Kedua, adanya konflik dengan orang tua. Para remaja masih sangat membutuhkan bimbingan, motivasi, dan pendampingan dari orang-orang yang dekat dengan dirinya dalam kesehariannya, terutama kedua orang tuanya. Kedekatan dan keharmonisan hubungan anak dan orang tua sangat besar peranannya terhadap semangat remaja dalam menempuh pendidikannya. Jika anak merasa kurang/tidak diperhatikan oleh kedua orang tuanya maka hampir bisa dipastikan mereka juga akan bersikap masa bodoh terhadap dirinya sendiri.
Ketiga, konflik dengan teman. Di suatu sekolah tidak jarang terbentuk sircle (lingkaran) yakni semacam geng. Konflik antar teman bisa saja berakibat fatal bagi anak-anak yang tidak memiliki geng. Mereka akan mengalami pembulliyan dari teman-teman di kelas atau di sekolahnya. Hal ini juga berpengaruh besar terhadap semangat mereka untuk masuk sekolah. Banyaknya kasus bulliying yang terjadi di sekolah akhir-akhir ini, baik yang terekspos media massa maupun tidak, tentu sangat memprihatinkan.
Pembulliyan seringkali terjadi secara berkelompok atau beramai-ramai. Anak-anak yang menjadi sasaran bulliying tentu merasa tidak berdaya. Apalagi jika kasus bulliying yang menimpanya tidak lekas tertangani dan mendapatkan solusi.
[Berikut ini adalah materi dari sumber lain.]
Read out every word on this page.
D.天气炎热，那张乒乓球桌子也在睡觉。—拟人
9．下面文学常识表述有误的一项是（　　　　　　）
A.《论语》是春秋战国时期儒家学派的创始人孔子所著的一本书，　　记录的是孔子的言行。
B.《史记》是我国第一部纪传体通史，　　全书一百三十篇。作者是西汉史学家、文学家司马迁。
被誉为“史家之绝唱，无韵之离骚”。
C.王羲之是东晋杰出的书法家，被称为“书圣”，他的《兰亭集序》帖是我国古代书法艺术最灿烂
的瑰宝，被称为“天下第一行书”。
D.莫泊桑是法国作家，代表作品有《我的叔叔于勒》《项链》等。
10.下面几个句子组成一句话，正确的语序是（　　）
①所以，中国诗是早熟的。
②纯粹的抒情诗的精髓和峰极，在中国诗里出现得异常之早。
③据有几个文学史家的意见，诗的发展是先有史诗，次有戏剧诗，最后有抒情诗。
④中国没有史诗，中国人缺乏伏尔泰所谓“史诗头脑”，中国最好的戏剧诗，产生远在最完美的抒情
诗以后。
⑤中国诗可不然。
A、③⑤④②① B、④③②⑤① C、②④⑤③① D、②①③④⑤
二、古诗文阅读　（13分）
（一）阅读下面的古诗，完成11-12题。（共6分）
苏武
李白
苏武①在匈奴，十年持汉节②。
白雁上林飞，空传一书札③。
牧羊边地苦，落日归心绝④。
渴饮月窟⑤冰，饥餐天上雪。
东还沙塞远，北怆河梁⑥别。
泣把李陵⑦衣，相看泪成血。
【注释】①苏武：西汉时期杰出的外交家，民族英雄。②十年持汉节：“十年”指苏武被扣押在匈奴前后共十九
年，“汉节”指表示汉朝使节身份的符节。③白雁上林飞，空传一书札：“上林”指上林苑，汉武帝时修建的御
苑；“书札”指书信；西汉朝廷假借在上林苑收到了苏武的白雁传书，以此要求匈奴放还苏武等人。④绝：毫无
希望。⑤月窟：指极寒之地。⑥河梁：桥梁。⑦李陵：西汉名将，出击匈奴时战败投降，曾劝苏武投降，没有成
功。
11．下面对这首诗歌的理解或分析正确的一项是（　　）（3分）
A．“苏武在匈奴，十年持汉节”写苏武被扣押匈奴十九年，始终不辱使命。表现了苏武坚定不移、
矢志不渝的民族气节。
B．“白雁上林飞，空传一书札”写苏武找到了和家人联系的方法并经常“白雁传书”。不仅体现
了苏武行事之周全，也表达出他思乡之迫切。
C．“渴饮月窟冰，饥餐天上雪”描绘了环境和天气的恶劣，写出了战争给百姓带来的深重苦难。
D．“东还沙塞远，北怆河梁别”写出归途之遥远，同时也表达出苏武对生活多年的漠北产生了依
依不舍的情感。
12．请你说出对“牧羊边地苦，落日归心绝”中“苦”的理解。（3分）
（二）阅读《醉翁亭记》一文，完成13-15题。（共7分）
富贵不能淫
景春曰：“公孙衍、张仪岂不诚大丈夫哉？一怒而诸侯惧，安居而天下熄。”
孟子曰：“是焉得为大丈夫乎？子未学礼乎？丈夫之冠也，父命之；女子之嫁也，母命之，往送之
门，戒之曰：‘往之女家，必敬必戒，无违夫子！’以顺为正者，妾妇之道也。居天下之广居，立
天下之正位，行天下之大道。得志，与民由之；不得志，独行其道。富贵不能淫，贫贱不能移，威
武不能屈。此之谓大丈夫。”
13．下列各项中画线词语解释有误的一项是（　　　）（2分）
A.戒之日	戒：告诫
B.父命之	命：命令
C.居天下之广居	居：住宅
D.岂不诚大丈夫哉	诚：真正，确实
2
Apalagi jika guru yang kebetulan mengajar hanya bertanya dan ujung-ujungnya menyalahkannya juga. Mereka merasa diabaikan dan merasa tidak nyaman lagi berada di sekolah. Akhir dari permasalahan ini tentu mereka akan memilih menyendiri di rumah sebagai tempat teraman.
Keempat, kurang/tidak suka terhadap guru. Rasa kurang/tidak suka terhadap guru ini sebenarnya tidak serta-merta dikarenakan guru yang bersangkutan jahat atau pernah melakukan sesuatu yang membuatnya menjadi tidak respek terhadap guru bersangkutan. Namun bisa saja berawal dari kurang sukanya mereka terhadap mata pelajaran yang disampaikan guru, termasuk dengan cara mengajarnya. Bahkan bisa saja jika perasaan tidak suka ini mengendap terlalu lama akhirnya menjelma menjadi sebuah ketakutan. Takut jika disuruh menjawab pertanyaan di depan kelas, takut tidak bisa menyelesaikan Pekerjaan Rumah (PR), takut nilainya jelek, takut tidak naik kelas, dan seterusnya.
Kelima, terpengaruh dengan teman satu kelompoknya di luar sekolah. Peergroup (teman satu kelompok) tentu sangat berpengaruh terhadap perkataan, sikap, dan perilaku remaja. Kesimpulan dari beberapa hasil penelitian ilmiah menyebutkan bahwa remaja akan lebih takut ditinggalkan teman-teman sebaya dalam peergroupnya daripada dimarahi orang tuanya. Mereka akan berani menentang orang tua atau gurunya atau berani melanggar tata tertib demi mempertahankan eksistensi mereka dalam peergroupnya. Jika seorang remaja bergabung dalam peergroup anak-anak putus sekolah maka sangat mungkin mereka akan mengikuti jejak mereka alias putus sekolah juga.
Keenam, beberapa faktor lain termasuk faktor ekonomi, keterbatasan sarana transportasi, hari-hari khusus (mereka biasa menyebutnya hari kejepit yakni hari yang berada diantara dua hari libur), bangun kesiangan, dan sejenisnya.
Muara Akhir
Ditilik dari akar masalah yang menjadi penyebab terganggunya keberlangsungan pendidikan remaja, ada beberapa langkah antisipasi yang bisa dilakukan:
Pertama, pengumpulan data dan penelusuran fakta. Seorang guru (terutama wali kelas dan guru BK) harus memiliki basis data tentang siswa di bawah perwaliannya/binaannya. Data pribadi dan data keluarga siswa termasuk latar belakang pekerjaan/profesi, keadaan ekonomi, serta lingkungan sosial di mana siswa tingal adalah data yang sangat penting sebagai pendukung dalam mebimbing dan mendidik siswa.
Kedua, melakukan pendekatan pribadi (personality approach). Menangani siswa bermasalah tentu tidak bisa dipukul rata. Masing-masing kasus butuh cara penanganan yang berbeda. Ada kalanya butuh ketegasan dan sanksi hukuman yang jelas dan terukur, namun ada kalanya harus bicara dari hati ke hati melalui pendekatan pribadi.